Erdoğan’ın konuşmasından satırbaşları şöyle:

Bugün giderek ağırlaşan trafik sorunundan dolayı adeta omuzları çöken İstanbul'umuzun yükünü hafifletecek bir projemizi daha hayata geçirmenin bahtiyarlığını yaşıyoruz.

Biliyorsunuz, geçen sene İstanbul Havalimanı Kağıthane Metrosu'nun açılışını yapmış bu önemli projeyi vatandaşlarımızın hizmetine sunmuştuk. Bugün de bu hattı Gayrettepe'ye bağlayan Kağıthane-Gayrettepe kesiminin açılışını yapmak üzere bir aradayız.

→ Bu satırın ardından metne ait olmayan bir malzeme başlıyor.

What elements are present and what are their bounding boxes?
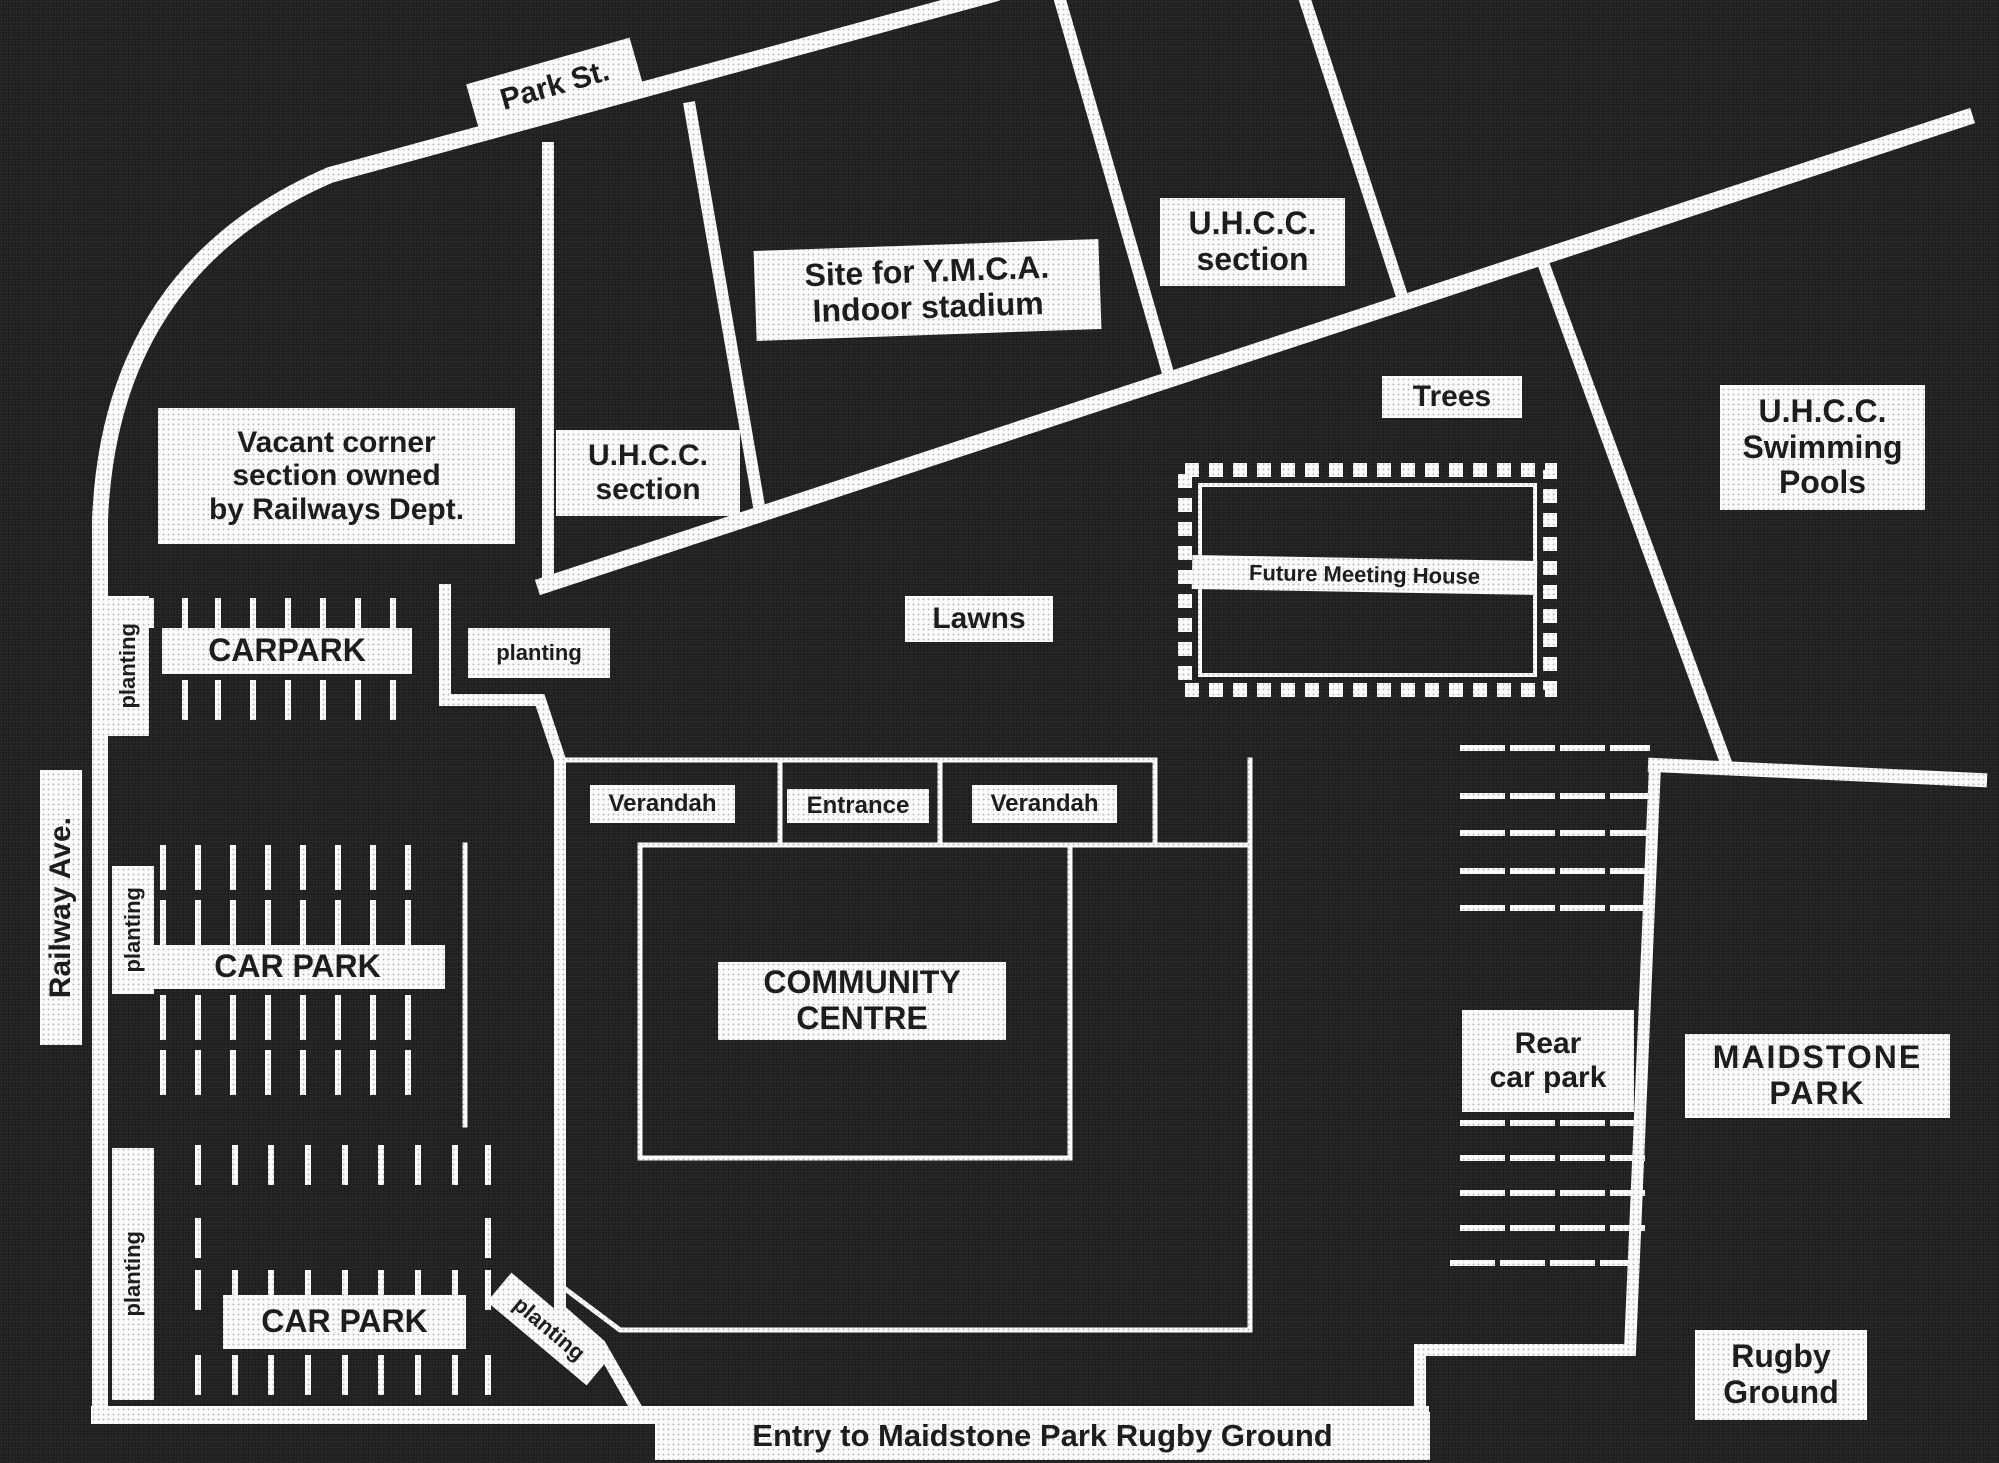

Böylece İstanbul Havalimanı ile Gayrettepe arasında kesintisiz metro ulaşımını sağlamış oluyoruz. Toplam 37,5 kilometre uzunluğundaki Gayrettepe-Kağıthane Metrosu İstanbullu kardeşlerimizin hayatını fevkalade kolaylaştıracaktır. 9 istasyondan oluşan ve hızı saatte 120 kilometreye ulaşan hattımızın günlük yolcu kapasitesi 600 bin kişidir. Hattımızın devreye girmesiyle birlikte Gayrettepe-İstanbul Havalimanı arası 30 dakikaya, Göktürk-Mahmutbey arası 38 dakikaya, Tekstilkent-İstanbul Havalimanı arası 45 dakikaya, Taksim-İstanbul Havalimanı arası 41 dakikaya, Taksim-Göktürk arası 26 dakikaya, 4. Levent-İstanbul Havalimanı arası 35 dakikaya inecektir. Bu hattımızın da hizmete alınmasıyla İstanbul'da tamamlanan raylı sistem ağlarının uzunluğu 338,5 kilometreye çıkıyor. Biz söyledik mi yaparız. Ortada bırakmayız.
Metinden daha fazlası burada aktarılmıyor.